At that time, American companies faced shrinking profit margins and increased competition from overseas rivals, and C-suite leaders sought advice from a growing cadre of management consultants. The solution, the consultants said, was innovation. “Any particular product line would eventually fall victim to competitive redundancy, so firms could only survive by churning out an incessant stream of new and attractive products,” writes Baker.
That shift changed the way corporations like General Electric and General Motors viewed their employees. As companies worked to transform themselves into innovation incubators, the people tasked with identifying new market opportunities and creating never-before-seen products and services became the organizations’ heroes—they were the “value creators.” Everyone else was… not. Baker:
Because value came from innovation rather than production or routine service, this category included jobs that might have struck uninitiated non-consultants as the fundamental work of the company: assembling cars, delivering packages, preparing food, and so on. It also included maintenance and administrative work, both at plants and corporate headquarters—custodial, cafeteria, secretarial employees whose work was essential to the functioning of the firm but who were expelled from the heroic circle of value creators.
The people who kept the organization running weren’t creating value, as defined by the consultants, the business press, and revered management gurus like Peter Drucker and Tom Peters. Rather than invest in these employees’ health insurance or pension plans, consultants prescribed a then-new concept called outsourcing. “Sell the mailroom!” said Drucker. “Subcontract everything but your soul!” said Peters.
If your job couldn’t be described with an adjective like “creative” or “trailblazing,” you were vulnerable to another new practice, downsizing. Companies worked to be “lean and mean” and “shed the fat”—middle managers, support staff, and entire divisions that were profitable but not top market performers. The layoff survivors—the “muscle”—might have been heroes, but they were also increasingly overworked, as a growing percentage of the managerial strata started working “extreme jobs” of 60 hours or more per week. But it was OK because, you know, they weren’t just doing jobs—they were fulfilling their destinies, forging new paths, changing the world.
As bungled and crude as the DOGE firings have been, the basic premise that a wealthy business owner has better judgment than a government employee has been baked into our cultural consciousness for a very long time. In Make Your Own Job, Baker meticulously tracks how we got here.

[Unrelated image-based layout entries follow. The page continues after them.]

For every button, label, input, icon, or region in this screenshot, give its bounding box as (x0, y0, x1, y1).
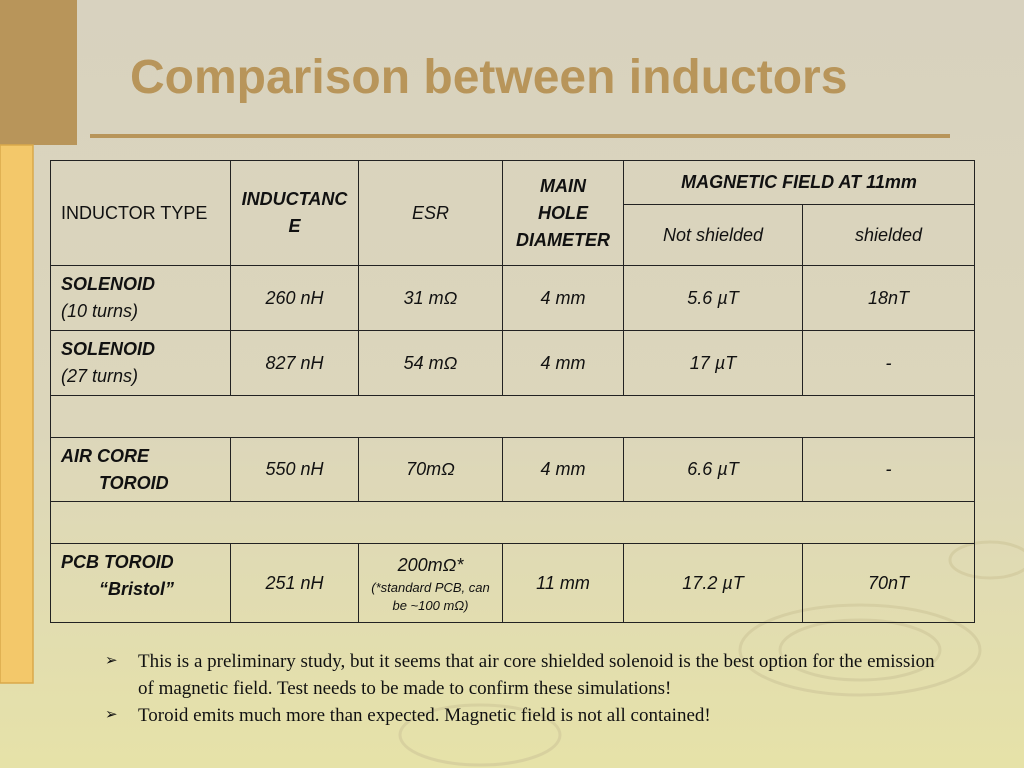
row: SOLENOID (27 turns) 827 nH 54 mΩ 4 mm 17 µT - (50, 330, 975, 396)
header-line: DIAMETER (516, 229, 610, 250)
type-name: AIR CORE (61, 446, 150, 466)
diameter-cell: 4 mm (502, 265, 624, 331)
row: SOLENOID (10 turns) 260 nH 31 mΩ 4 mm 5.6 µT 1… (50, 265, 975, 331)
type-name: SOLENOID (61, 339, 156, 359)
field-cell: - (802, 437, 975, 502)
esr-value: 200mΩ* (397, 554, 464, 575)
header-cell: Not shielded (623, 204, 803, 266)
esr-value: 31 mΩ (403, 287, 458, 308)
type-cell: SOLENOID (27 turns) (50, 330, 231, 396)
slide-title: Comparison between inductors (130, 51, 848, 104)
field-cell: - (802, 330, 975, 396)
field-cell: 70nT (802, 543, 975, 623)
diameter-cell: 11 mm (502, 543, 624, 623)
esr-cell: 200mΩ* (*standard PCB, can be ~100 mΩ) (358, 543, 503, 623)
header-cell: ESR (358, 160, 503, 266)
header-cell: INDUCTOR TYPE (50, 160, 231, 266)
diameter-cell: 4 mm (502, 437, 624, 502)
bullet: Toroid emits much more than expected. Ma… (105, 702, 955, 729)
bullet: This is a preliminary study, but it seem… (105, 648, 955, 702)
header-text: INDUCTANCE (241, 189, 348, 236)
header-cell: INDUCTANCE (230, 160, 359, 266)
field-cell: 6.6 µT (623, 437, 803, 502)
type-cell: SOLENOID (10 turns) (50, 265, 231, 331)
type-name: PCB TOROID (61, 552, 174, 572)
empty-row (50, 395, 975, 438)
type-line: “Bristol” (99, 579, 175, 599)
esr-note: (*standard PCB, can be ~100 mΩ) (371, 579, 490, 613)
field-cell: 17.2 µT (623, 543, 803, 623)
esr-cell: 54 mΩ (358, 330, 503, 396)
type-cell: PCB TOROID “Bristol” (50, 543, 231, 623)
esr-value: 70mΩ (406, 459, 455, 479)
field-cell: 17 µT (623, 330, 803, 396)
type-cell: AIR CORE TOROID (50, 437, 231, 502)
type-line: (10 turns) (61, 301, 139, 321)
bullet-list: This is a preliminary study, but it seem… (105, 648, 955, 729)
field-cell: 18nT (802, 265, 975, 331)
field-cell: 5.6 µT (623, 265, 803, 331)
type-name: SOLENOID (61, 274, 156, 294)
row: AIR CORE TOROID 550 nH 70mΩ 4 mm 6.6 µT - (50, 437, 975, 502)
type-line: (27 turns) (61, 366, 139, 386)
header-cell: MAGNETIC FIELD AT 11mm (623, 160, 975, 205)
esr-cell: 70mΩ (358, 437, 503, 502)
inductance-cell: 251 nH (230, 543, 359, 623)
empty-cell (50, 395, 975, 438)
type-line: TOROID (99, 473, 169, 493)
header-cell: shielded (802, 204, 975, 266)
esr-value: 54 mΩ (403, 352, 458, 373)
inductance-cell: 550 nH (230, 437, 359, 502)
inductance-cell: 827 nH (230, 330, 359, 396)
header-line: MAIN (540, 175, 586, 196)
empty-row (50, 501, 975, 544)
header-line: HOLE (537, 202, 588, 223)
empty-cell (50, 501, 975, 544)
inductance-cell: 260 nH (230, 265, 359, 331)
diameter-cell: 4 mm (502, 330, 624, 396)
esr-cell: 31 mΩ (358, 265, 503, 331)
header-cell: MAIN HOLE DIAMETER (502, 160, 624, 266)
comparison-table: INDUCTOR TYPE INDUCTANCE ESR MAIN HOLE D… (50, 160, 975, 623)
row: PCB TOROID “Bristol” 251 nH 200mΩ* (*standar… (50, 543, 975, 623)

The current administration has targeted the people we’ve been trained to view as dullardly desk jockeys, people who don’t create but merely maintain—ensuring that Social Security checks are delivered, national parks are clean and safe, and air and water are protected from pollutants. As we watch the bureaucrats—the word itself a pejorative—get their pink slips it becomes painfully clear that they’re losing their jobs not because their work doesn’t matter, but because it does.
Thanks for this great post, Sara. I also wonder how the shift to shareholder value fits into this story, since creating "value" for shareholders so often requires companies to shed "costs," which in practice means laying off workers.